Commerce mondial – Le « Monday noir » des marchés met à l’épreuve la stratégie protectionniste de Trump
Cinq jours après l’annonce choc de nouvelles surtaxes douanières par l’administration Trump, les places financières mondiales ont enregistré des chutes historiques, comparées à un « lundi noir ».
Les faits
La décision annoncée le 2 avril par Donald Trump prévoit l’entrée en vigueur, dès le 5 avril, d’un droit de douane supplémentaire de 10 % sur tous les produits importés aux États-Unis. Dès le 9 avril, des surtaxes ciblées s’appliquent : +34 % pour la Chine (s’ajoutant aux 20 % existants), et environ +20 % pour l’Union européenne. L’objectif affiché est triple : protéger l’industrie américaine, rapatrier la production et réduire le déficit commercial.
Réactions immédiates des marchés. La simple annonce a provoqué une onde de choc :
- Asie : La bourse de Hong Kong a chuté de 13,22 %, sa pire performance depuis la crise asiatique de 1997.
- Europe : À Paris, l’indice CAC 40 a dévissé de 6,46 % dès l’ouverture, après une perte de 4,26 % vendredi dernier.

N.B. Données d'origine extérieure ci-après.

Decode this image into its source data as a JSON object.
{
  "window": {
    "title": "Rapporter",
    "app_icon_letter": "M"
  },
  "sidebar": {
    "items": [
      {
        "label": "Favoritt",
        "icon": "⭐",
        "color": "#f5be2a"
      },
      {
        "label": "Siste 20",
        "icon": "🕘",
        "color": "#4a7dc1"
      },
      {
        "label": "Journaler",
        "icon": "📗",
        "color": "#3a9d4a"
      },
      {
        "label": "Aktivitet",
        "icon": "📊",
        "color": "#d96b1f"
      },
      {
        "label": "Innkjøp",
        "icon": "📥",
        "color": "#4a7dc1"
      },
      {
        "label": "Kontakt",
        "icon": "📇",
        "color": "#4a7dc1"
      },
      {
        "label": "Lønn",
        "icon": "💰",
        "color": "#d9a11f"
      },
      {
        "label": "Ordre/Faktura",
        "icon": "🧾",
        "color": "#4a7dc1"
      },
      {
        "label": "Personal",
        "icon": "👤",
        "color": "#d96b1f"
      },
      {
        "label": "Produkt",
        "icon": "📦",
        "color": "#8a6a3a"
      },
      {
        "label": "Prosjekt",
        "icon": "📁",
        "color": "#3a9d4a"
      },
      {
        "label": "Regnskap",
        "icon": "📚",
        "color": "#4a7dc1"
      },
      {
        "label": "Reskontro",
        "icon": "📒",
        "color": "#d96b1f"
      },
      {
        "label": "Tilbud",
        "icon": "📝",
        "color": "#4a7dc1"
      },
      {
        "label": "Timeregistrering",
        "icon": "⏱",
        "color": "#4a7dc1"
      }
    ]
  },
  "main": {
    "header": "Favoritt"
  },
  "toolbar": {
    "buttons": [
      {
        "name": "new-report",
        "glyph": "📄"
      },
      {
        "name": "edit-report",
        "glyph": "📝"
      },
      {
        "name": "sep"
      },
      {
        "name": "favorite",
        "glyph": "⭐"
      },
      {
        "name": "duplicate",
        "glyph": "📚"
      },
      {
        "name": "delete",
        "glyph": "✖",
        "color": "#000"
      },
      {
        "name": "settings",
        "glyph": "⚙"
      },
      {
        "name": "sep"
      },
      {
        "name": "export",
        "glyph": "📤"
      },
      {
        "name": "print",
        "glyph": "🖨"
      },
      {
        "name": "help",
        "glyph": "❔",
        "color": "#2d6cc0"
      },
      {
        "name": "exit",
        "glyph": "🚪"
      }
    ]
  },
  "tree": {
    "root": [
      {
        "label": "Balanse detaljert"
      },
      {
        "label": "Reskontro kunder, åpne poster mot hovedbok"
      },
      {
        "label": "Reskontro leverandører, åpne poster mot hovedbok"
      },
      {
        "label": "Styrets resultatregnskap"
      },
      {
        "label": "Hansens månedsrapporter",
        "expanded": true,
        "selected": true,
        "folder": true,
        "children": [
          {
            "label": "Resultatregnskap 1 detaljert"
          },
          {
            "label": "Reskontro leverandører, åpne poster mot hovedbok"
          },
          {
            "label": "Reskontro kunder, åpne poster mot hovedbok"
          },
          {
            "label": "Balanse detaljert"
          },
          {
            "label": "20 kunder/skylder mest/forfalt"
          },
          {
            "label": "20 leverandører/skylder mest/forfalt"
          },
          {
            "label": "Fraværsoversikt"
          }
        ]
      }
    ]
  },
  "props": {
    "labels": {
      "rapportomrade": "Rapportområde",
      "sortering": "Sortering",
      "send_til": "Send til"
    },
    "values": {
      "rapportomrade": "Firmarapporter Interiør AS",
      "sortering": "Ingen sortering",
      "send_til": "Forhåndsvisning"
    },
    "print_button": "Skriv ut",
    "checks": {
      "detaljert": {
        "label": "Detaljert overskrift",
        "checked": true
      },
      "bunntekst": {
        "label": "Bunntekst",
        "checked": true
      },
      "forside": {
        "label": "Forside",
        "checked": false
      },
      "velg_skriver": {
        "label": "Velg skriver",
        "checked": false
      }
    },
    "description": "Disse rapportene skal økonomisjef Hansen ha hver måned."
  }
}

- Énergie : Le prix du baril de pétrole est tombé à son plus bas niveau depuis 2021.
Pourquoi cette panique ? Trois mécanismes expliquent la défiance des investisseurs :
- Coût pour les entreprises américaines : Les sociétés américaines qui dépendent de pièces importées (ex. : Chine) voient leurs coûts exploser, risquant de réduire l’activité, de faire grimper les prix ou de provoquer du chômage.
- Fragilisation des exportateurs étrangers : Les filières françaises comme le vin, très présentes aux États-Unis, deviennent moins compétitives face à la hausse des prix.
- Risque de guerre commerciale totale : La Chine a déjà riposté avec une surtaxe de 34 % sur les produits américains, frappant des secteurs comme le luxe ou l’aéronautique.
La position de la Maison-Blanche. Donald Trump a cherché à calmer le jeu en relativisant la chute boursière, qualifiant la situation de « traitement médical nécessaire » pour soigner la dépendance américaine aux importations. « Ne soyez pas faibles, ne soyez pas stupides », a-t-il lancé avant l’ouverture de Wall Street.
Perspectives. Dans un contexte d’incertitude extrême, plusieurs scénarios coexistent :
- Négociations bilatérales : Plus de 50 pays ont sollicité des discussions. L’UE a déjà proposé une exemption totale et réciproque pour les biens industriels.
- Risque de récession : Une prudence accrue des banques (restriction du crédit) et un ralentissement des investissements étrangers pourraient plonger l’économie mondiale dans une récession.
- Nouvelles alliances : La tension pourrait paradoxalement accélérer un rapprochement stratégique entre la Chine et l’Union européenne.
Notre analyse : Si l’administration Trump semble jouer la montre, la volatilité actuelle n’est pas un simple épisode technique. La simultanéité des chutes (actions, pétrole, changes) et l’ampleur des surtaxes indiquent une recomposition profonde des chaînes de valeur mondiales. Le « traitement » pourrait être plus long que prévu.